Evaluation Using Interface
Input:- Required Inputs:
- output: column containing conversation history between the user and the model
- Score: percentage score between 0 and 100
- Higher scores: Indicate that the conversation is resolved.
- Lower scores: Suggest that the conversation is not resolved.
Evaluation Using SDK
Click here to learn how to setup evaluation using SDK.Input:
- Required Inputs:
- output:
string
- conversation history between the user and the model provided as query and response pairs
- output:
- Score:
float
- returns score between 0 and 1
- Higher scores: Indicate that the conversation is resolved.
- Lower scores: Suggest that the conversation is not resolved.

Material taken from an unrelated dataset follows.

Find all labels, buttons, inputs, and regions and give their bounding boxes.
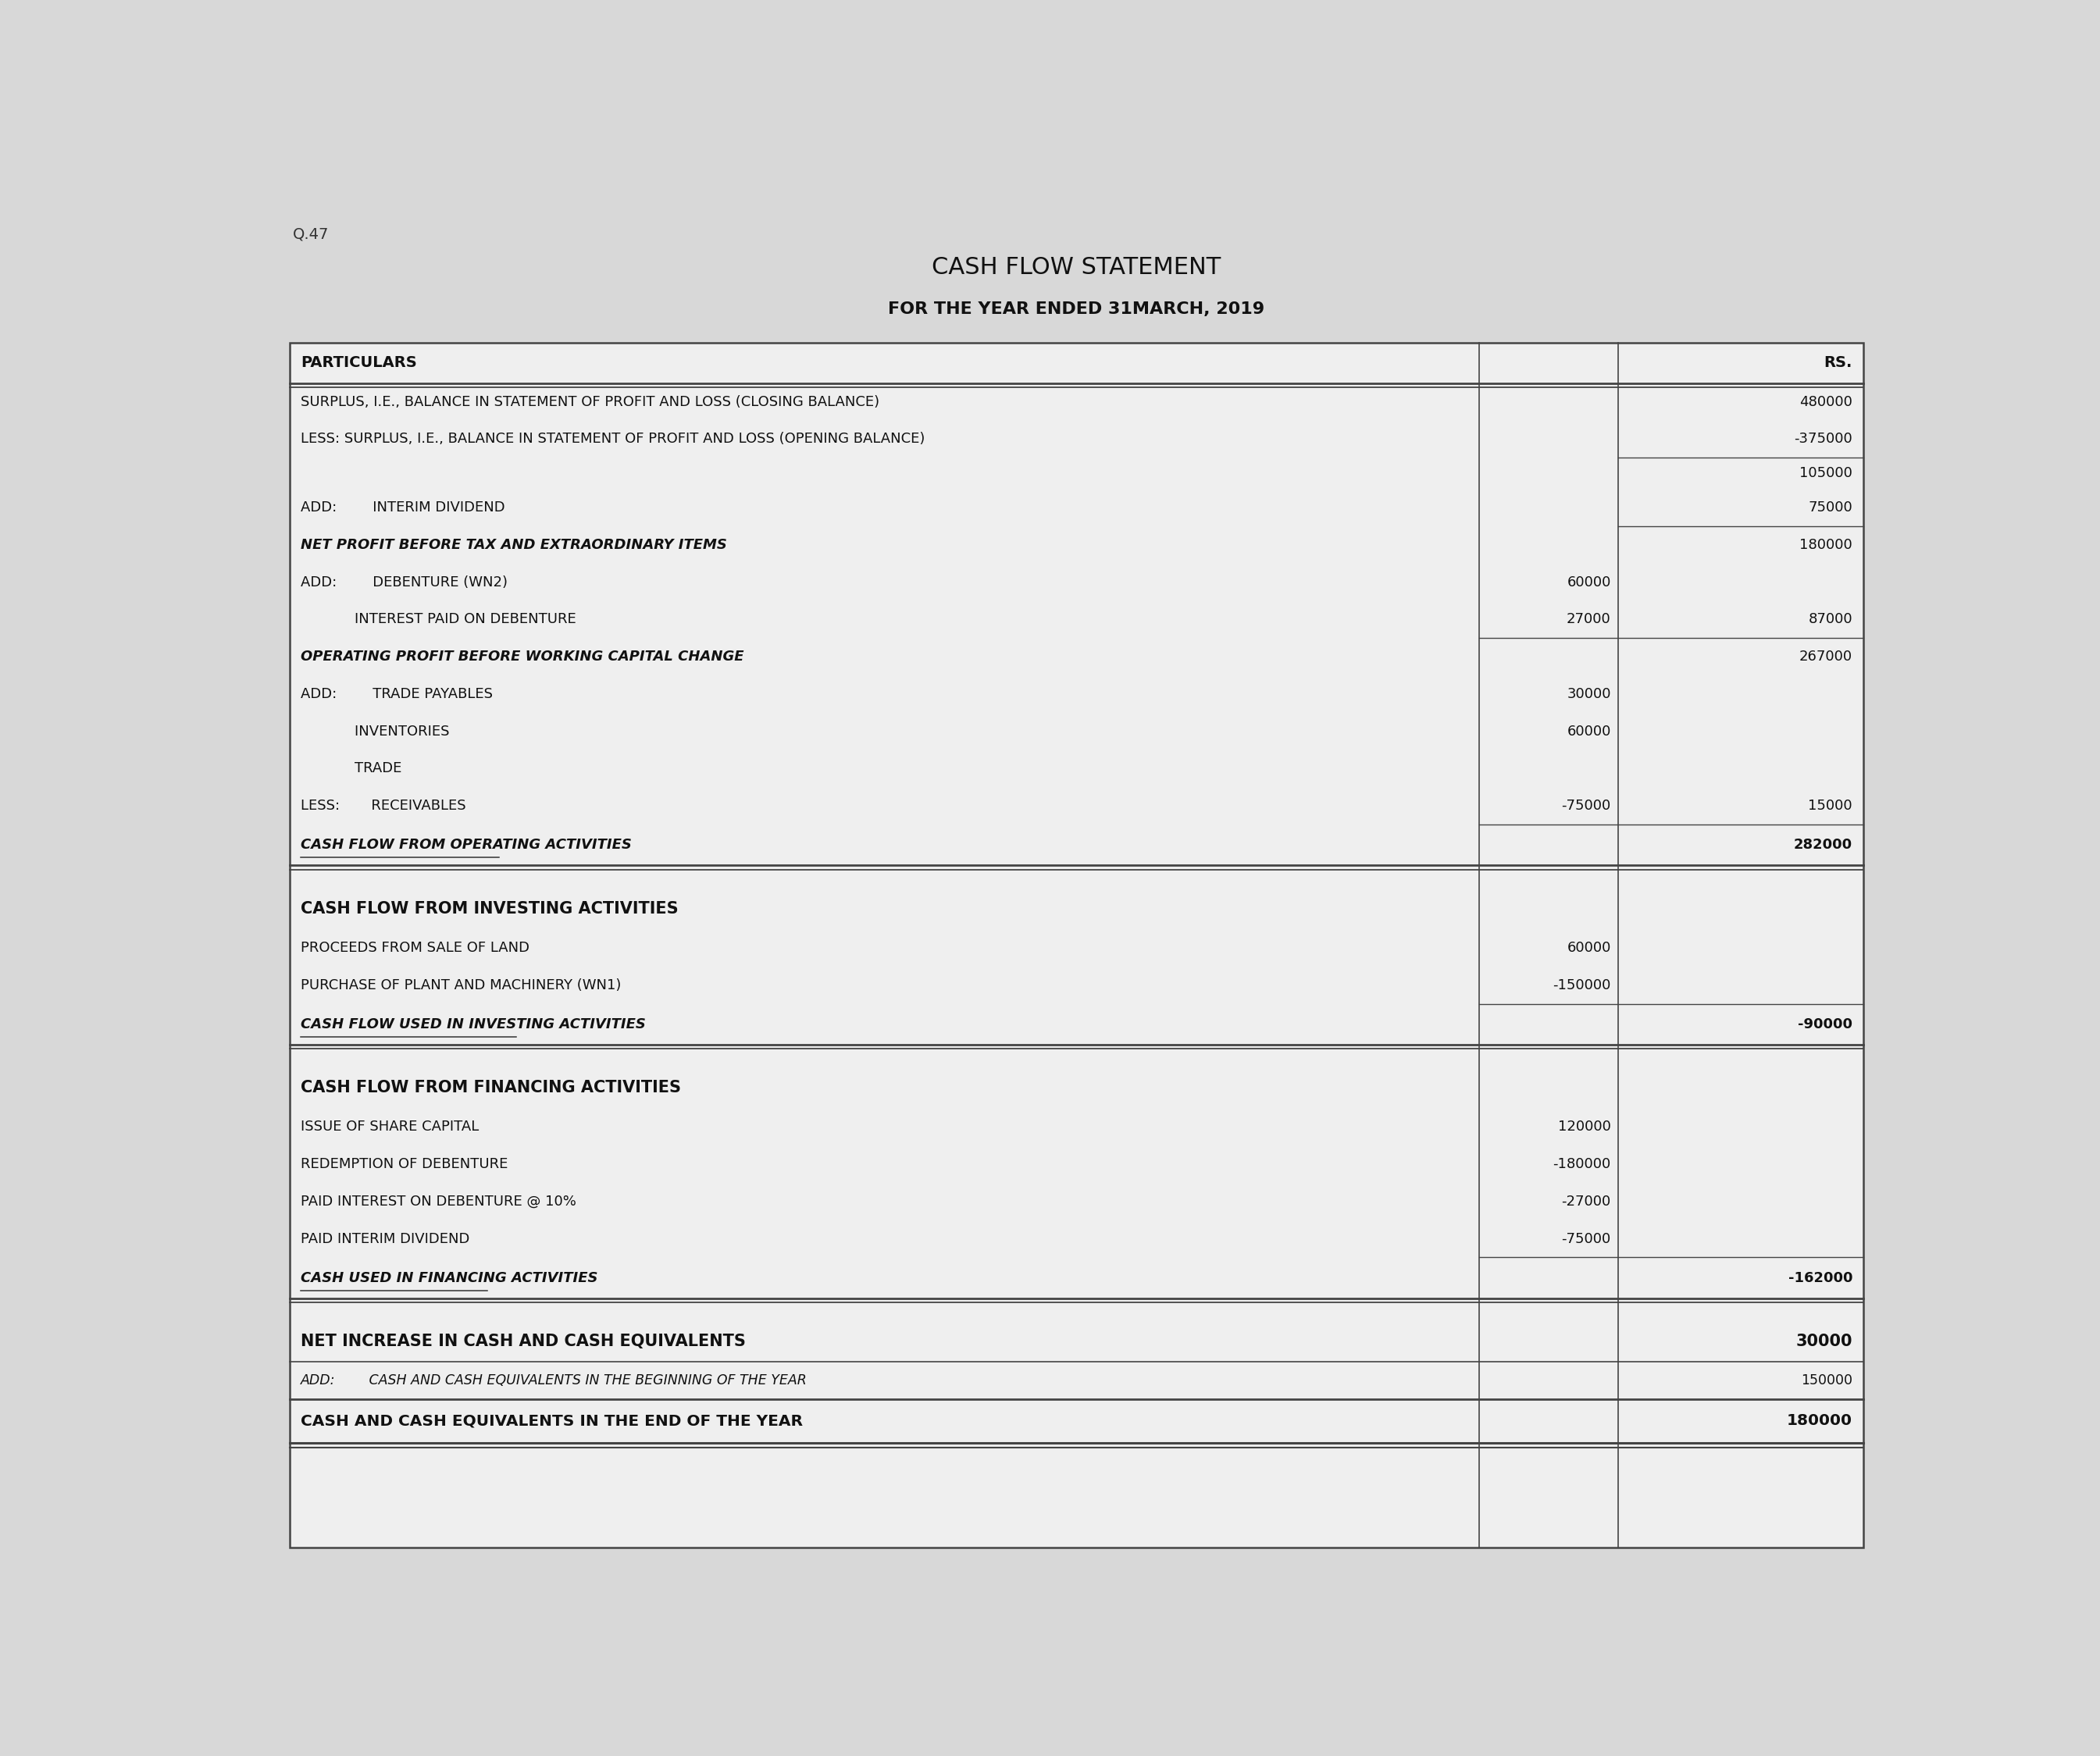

What to do when Conversation Resolution is Low
- Add confirmation mechanisms to verify user satisfaction
- Develop fallback responses for unclear or complex queries
- Track common patterns in unresolved queries for improvement
- Consider implementing a clarification system for ambiguous requests
Comparing Conversation Resolution with Similar Evals
- Conversation Coherence: While Resolution focuses on addressing user needs, Coherence evaluates the logical flow and context maintenance. A conversation can be perfectly coherent but fail to resolve user queries, or vice versa.
- Completeness: Resolution differs from Completeness as it focuses on satisfactory conclusion rather than comprehensive coverage. A response can be complete but not resolve the user’s actual need.
- Context Relevance: Resolution evaluates whether queries are answered, while Context Relevance assesses if the provided context is sufficient for generating responses. A response can use relevant context but still fail to resolve the user’s query.